Thursday, April 15, 2010

What We're Reading

I've seen a few bloggers update their readers on what they've been reading. Seems like a good exercise, particularly if we're reading relatively obscure stuff.

Daniel

I just finished reading Bertrand Russell's Freedom vs. Organization, which is basically a history of Europe from 1815-1914. What I liked about it was that it combined intellectual history and more traditional history. The chapters were very thematic. Malthus, Ricardo, Owen, James Mill (not John Stuart, oddly), and Marx were covered in depth, with others making appearances. It was largely about the breakdown of the conservative order, the liberal and/or nationalist orders that emerged from that, and the impending breakdown of that world order with WWI.

I just started Mike Rapport's 1848: Year of Revolution, which should be self-explanatory. If it isn't clear, I'm trying to read up on my 19th century history. I read a lot from the late 18th and early 19th century, and I've recently read more about the 1920s and the depression, and I'm trying to fill in the gap. This is very good so far, although I'm not very far into it. Getting a great portrait of Metternich painted for me right now.

After this I'll read either J.R. Hicks's Value and Capital, which I've been meaning to read for a while, or the first volume of Joseph Dorfman's The Economic Mind in American Civilization (Dorfman, as I understand it, was Murray Rothbard's dissertation advisor). I wasn't aware of that when I got this three-volume set.

In terms of articles and other stuff, I've been reading some Orwell, Achebe, and Wittgenstein for a fleeting idea I had about language. May or may not return to it. I've also been reading up on aggregate labor supply issues (Hall, Prescott) for a new paper I'm working on about job creation tax credits.

Evan

During the past few weeks my reading has revolved around a course I'm taking in the history department at UChicago on structures of knowledge in modern Europe. Most of this has been selections rather than full books. I did work through all of Foucault's History of Sexuality v.1, however, and a sizable portion of Discipline and Punish, both written during his genealogical period (1976 and 1977, respectively). I'm sorry to say that this was my first real interaction with Foucault, but I was utterly impressed and do hope to get into some more of his work before too long. My interests have recently shifted much more to the sort of historicization of knowledge with which Foucault's projects are identified, and his work has been a real contribution to my current thinking on this process (I've discussed some of these issues at my other blog... this was written before I had any interaction with Foucault). I've also just finished part of Andrew Abbott's The System of Professions. Abbott is a Chicago sociologist and another writer worth your time; he's done a lot with questions of method and exploring academia from a sociological perspective. This book is his 1988 study that presents a theory of professional knowledge. His main concern is to counter previous professionalization theories that inadequately account for variation amongst the professions, and to present an account based on competition for jurisdictions of professional knowledge. Alongside Abbott, we read two essays by Pierre Bourdieu, again my first interaction. In both "Intellectual Field and Creative Project" and "The Field of Cultural Production", Bourdieu examines the structures of recognition and reception for cultural and artistic work. From all of these readings, I'm gaining an appreciation of the genuinely useful work of social theory, but also a frustration at the depth of the literature that needs to be engaged for any serious benefit of it. From the vantage point of my studies in theology, the task is daunting considering I have my own disciplinary literature to work with.
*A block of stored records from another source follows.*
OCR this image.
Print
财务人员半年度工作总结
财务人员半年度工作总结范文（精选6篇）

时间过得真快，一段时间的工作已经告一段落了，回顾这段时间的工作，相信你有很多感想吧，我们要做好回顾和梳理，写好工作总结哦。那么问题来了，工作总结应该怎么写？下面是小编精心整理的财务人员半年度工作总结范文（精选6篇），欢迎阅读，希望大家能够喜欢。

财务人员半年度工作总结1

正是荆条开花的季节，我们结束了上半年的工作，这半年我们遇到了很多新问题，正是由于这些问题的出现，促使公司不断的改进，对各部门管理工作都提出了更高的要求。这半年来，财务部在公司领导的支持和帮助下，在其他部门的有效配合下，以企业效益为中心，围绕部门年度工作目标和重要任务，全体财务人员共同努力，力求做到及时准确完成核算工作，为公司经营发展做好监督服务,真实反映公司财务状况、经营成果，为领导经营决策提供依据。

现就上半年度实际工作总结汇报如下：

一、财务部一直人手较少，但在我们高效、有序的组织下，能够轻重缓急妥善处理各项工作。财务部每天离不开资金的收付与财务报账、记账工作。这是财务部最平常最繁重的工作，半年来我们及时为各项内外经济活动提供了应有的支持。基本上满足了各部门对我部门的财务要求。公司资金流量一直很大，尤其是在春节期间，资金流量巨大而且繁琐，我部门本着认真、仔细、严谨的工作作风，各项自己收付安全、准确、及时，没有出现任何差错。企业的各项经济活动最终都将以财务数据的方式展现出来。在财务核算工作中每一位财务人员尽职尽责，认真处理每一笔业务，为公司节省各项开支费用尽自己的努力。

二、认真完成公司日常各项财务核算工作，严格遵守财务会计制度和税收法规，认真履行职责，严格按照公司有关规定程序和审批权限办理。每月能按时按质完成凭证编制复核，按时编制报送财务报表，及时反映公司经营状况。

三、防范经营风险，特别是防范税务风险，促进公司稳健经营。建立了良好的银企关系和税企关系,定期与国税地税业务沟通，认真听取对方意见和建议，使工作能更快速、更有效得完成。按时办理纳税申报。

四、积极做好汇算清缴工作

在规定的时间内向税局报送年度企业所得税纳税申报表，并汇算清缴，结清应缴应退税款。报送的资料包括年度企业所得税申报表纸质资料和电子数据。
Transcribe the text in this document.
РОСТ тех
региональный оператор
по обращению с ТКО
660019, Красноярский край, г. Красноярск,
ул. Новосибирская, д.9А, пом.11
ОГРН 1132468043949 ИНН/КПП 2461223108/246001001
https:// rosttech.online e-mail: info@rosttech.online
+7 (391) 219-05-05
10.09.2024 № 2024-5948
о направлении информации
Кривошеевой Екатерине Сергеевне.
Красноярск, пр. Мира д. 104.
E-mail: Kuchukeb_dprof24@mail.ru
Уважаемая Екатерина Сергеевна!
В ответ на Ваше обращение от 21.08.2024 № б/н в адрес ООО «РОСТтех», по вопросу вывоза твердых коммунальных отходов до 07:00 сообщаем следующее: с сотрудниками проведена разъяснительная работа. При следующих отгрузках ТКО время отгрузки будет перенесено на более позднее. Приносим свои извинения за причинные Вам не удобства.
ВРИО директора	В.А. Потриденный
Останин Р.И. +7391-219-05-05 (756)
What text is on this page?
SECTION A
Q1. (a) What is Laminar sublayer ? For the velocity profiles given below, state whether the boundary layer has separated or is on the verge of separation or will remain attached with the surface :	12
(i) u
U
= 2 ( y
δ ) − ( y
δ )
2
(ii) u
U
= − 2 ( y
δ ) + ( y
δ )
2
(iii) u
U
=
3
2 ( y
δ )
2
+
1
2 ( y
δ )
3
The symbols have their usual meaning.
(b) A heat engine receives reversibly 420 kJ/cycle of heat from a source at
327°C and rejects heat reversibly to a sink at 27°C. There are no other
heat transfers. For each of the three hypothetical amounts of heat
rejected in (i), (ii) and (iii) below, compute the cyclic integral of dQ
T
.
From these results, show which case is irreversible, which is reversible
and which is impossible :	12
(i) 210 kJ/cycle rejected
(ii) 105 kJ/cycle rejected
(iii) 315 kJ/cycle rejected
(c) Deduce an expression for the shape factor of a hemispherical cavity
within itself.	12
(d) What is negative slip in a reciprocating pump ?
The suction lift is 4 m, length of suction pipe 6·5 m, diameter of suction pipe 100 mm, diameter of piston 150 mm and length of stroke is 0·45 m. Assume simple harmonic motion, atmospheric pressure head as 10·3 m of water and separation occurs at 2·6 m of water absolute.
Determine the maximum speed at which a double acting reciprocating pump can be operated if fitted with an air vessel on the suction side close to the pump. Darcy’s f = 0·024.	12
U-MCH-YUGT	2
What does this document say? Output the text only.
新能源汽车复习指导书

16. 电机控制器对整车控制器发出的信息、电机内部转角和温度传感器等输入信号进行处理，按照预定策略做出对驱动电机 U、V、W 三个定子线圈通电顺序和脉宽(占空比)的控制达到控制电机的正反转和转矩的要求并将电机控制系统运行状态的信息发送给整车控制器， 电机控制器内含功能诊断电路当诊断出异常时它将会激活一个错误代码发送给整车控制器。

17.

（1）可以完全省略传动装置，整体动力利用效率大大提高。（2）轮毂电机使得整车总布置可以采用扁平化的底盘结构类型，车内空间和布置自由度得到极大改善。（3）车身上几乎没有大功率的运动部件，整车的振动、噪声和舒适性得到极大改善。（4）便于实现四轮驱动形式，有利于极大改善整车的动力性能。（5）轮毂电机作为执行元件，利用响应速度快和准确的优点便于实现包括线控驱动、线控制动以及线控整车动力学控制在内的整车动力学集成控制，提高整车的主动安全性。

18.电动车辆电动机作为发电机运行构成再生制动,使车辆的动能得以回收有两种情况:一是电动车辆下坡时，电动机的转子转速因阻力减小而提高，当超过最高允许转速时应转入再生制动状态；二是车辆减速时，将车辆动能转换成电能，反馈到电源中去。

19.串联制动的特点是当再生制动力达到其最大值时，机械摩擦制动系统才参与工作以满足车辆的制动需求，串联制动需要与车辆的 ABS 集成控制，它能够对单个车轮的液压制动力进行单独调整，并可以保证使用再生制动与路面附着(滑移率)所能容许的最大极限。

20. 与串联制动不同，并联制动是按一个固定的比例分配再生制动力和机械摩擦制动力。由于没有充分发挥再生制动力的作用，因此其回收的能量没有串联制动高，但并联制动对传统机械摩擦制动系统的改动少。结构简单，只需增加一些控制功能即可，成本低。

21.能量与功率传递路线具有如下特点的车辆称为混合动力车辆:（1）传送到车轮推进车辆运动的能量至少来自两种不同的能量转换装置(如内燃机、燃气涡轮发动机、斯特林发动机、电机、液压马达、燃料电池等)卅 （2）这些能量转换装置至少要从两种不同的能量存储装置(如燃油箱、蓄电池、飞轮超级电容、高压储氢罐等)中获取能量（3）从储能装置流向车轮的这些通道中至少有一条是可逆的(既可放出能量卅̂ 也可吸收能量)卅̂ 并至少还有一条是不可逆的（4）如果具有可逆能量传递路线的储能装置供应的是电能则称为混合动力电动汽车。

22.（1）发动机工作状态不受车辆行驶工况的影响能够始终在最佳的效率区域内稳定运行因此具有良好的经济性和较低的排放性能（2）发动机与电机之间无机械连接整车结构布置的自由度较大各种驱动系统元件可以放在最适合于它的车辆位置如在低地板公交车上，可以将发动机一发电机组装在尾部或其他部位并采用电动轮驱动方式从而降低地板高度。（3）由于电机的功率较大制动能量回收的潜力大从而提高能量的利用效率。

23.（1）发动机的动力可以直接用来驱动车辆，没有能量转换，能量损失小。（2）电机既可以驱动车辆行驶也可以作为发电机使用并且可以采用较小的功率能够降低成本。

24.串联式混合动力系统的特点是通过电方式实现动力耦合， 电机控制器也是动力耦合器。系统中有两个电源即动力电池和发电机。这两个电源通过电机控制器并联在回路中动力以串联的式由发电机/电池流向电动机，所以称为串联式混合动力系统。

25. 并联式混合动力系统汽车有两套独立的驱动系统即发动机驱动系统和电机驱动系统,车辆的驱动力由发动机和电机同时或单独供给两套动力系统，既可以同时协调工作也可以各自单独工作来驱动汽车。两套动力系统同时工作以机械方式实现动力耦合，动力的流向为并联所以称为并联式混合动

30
I also just recently finished Louis Menand's The Metaphysical Club, one of my few non-research related readings of late. My wife was shocked that I was actually reading a book with so many prizes and so much critical acclaim attached to it, and it's true that this isn't my normal material... usually I'm blissfully ignorant of what's on the wider cultural radar and sort of make my own way with the problems that I'm working on at the moment. Paths crossed in this case, however, as I'm trying to read more on pragmatism; this is the philosophical background of my doctoral adviser at Chicago and I've recently formed a strong interest in it through his influence. The book was a delight to read, covering important intellectual figures between the Civil War and World War I who were central to what's now called "pragmatism". One thing that struck me as I went along, however, was that Menand spoke much less explicitly about pragmatism than I would have expected. There were as many pages devoted to Darwinism or probability as there were to any straightforward account of pragmatism. I appreciated this approach, as it resisted any temptation to lump figures into a monochromatic school of thought. This was an account of biographies and intellectual trends forming a broad web of development during a pivotal time in American history, and the telling of it all was as seamless as it was diverse.